Thursday, December 20, 2012

XSLT: Select Distinct in XSL 1.0

cThe further one dives into XSLT, it may become necessary to extract a list of unique values from an XML document. This is commonly done in SQL through the SELECT DISTINCT statement, unfortunately, there is no direct equivalent in XSLT 1.0.

In order to perform this sort of functionality, one must leverage some of the more advanced aspects of XSLT including the preceding-sibling:: or another such "axis" as it's known in XSL.
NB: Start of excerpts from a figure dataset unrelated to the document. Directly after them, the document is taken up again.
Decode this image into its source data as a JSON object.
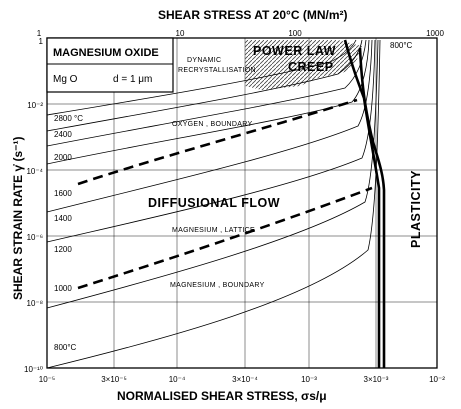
{
  "diagram": {
    "top_axis_title": "SHEAR STRESS AT 20°C (MN/m²)",
    "bottom_axis_title": "NORMALISED SHEAR STRESS, σs/μ",
    "left_axis_title": "SHEAR STRAIN RATE γ̇ (s⁻¹)",
    "material": "MAGNESIUM OXIDE",
    "formula": "Mg O",
    "grain_size": "d = 1 μm",
    "top_ticks": [
      "1",
      "10",
      "100",
      "1000"
    ],
    "bottom_ticks": [
      "10⁻⁵",
      "3×10⁻⁵",
      "10⁻⁴",
      "3×10⁻⁴",
      "10⁻³",
      "3×10⁻³",
      "10⁻²"
    ],
    "left_ticks": [
      "1",
      "10⁻²",
      "10⁻⁴",
      "10⁻⁶",
      "10⁻⁸",
      "10⁻¹⁰"
    ],
    "fields": {
      "power_law": "POWER LAW",
      "creep": "CREEP",
      "diffusional_flow": "DIFFUSIONAL FLOW",
      "plasticity": "PLASTICITY",
      "dynamic_recrystallisation_1": "DYNAMIC",
      "dynamic_recrystallisation_2": "RECRYSTALLISATION",
      "oxygen_boundary": "OXYGEN , BOUNDARY",
      "magnesium_lattice": "MAGNESIUM , LATTICE",
      "magnesium_boundary": "MAGNESIUM , BOUNDARY"
    },
    "temperature_labels": [
      "2800 °C",
      "2400",
      "2000",
      "1600",
      "1400",
      "1200",
      "1000",
      "800°C",
      "800°C"
    ],
    "temperature_label_values": [
      2800,
      2400,
      2000,
      1600,
      1400,
      1200,
      1000,
      800,
      800
    ]
  }
}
To better understand, lets look at an example.  Given the following XSD snippet:

<?xml version="1.0" encoding="UTF-8"?>
<xsd:schema xmlns:xsd="http://www.w3.org/2001/XMLSchema">
    <xsd:element name="houseCategory" abstract="true"/>
    <xsd:element name="houseCategoryText" type="xsd:string" substitutionGroup="houseCategory"/>
    <xsd:element name="houseCategoryFlag" type="xsd:boolean" substitutionGroup="houseCategory"/>
    <xsd:element name="housePurchaseDateRepresentation" abstract="true"/>
    <xsd:element name="housePurchaseDate" type="xsd:date" substitutionGroup="housePurchaseDateRepresentation"/>
    <xsd:element name="housePurchaseDateTime" type="xsd:dateTime" substitutionGroup="housePurchaseDateRepresentation"/>
</xsd:schema>

The following XSLT will extract a list of unique substitutionGroup attribute values from above and list them in the output: 

<?xml version="1.0" encoding="UTF-8"?>
  <xsl:stylesheet xmlns:xsl="http://www.w3.org/1999/XSL/Transform" version="1.0" xmlns:xsd="http://www.w3.org/2001/XMLSchema" >
  <xsl:output method="xml" indent="yes"/>
  <xsl:template match="*">
    <xsl:for-each
        select="/xsd:schema/xsd:element/@substitutionGroup[not(. = ../preceding-sibling::xsd:element/@substitutionGroup/.)]">
        
        <xsl:element name="uniqueSubstitutionGroup">
            <xsl:value-of select="."/>
        </xsl:element>
        
    </xsl:for-each>    
  </xsl:template>
</xsl:stylesheet>

The resulting output would appear something like the following:

<?xml version="1.0" encoding="utf-8"?>
<uniqueSubstitutionGroup>houseCategory</uniqueSubstitutionGroup>
<uniqueSubstitutionGroup>housePurchaseDateRepresentation</uniqueSubstitutionGroup>

The information surrounding this question was sourced in part from information provided on Stack Overflow here

Wednesday, October 24, 2012

XSLT: Namespace From Prefix in XSL 1.0

When transforming XML Schema (XSD) files in XSLT 1.0, it quickly becomes necessary to resolve the namespace from the prefix of any given element or attribute.  Sometimes these elements and attributes are not stored as actual elements and attributes, which makes it necessary to resolve them in a different manner. For example, in the following XSD snippet, iso_639-3:LanguageCodeSimpleType is not a node, element nor is it an attribute, rather it is a text value of the type attribute.

<xsd:schema 
  xmlns:xsd="http://www.w3.org/2001/XMLSchema" 
  xmlns:iso_639-3="http://niem.gov/niem/iso_639-3/2.0">
    <xsd:attribute name="languageCode" 
      type="iso_639-3:LanguageCodeSimpleType"/>
</xsd:schema>

One way to resolve what namespace the iso_639-3 prefix is associated with, is to extract the prefix from the text and use the following simple XSLT 1.0 function/template.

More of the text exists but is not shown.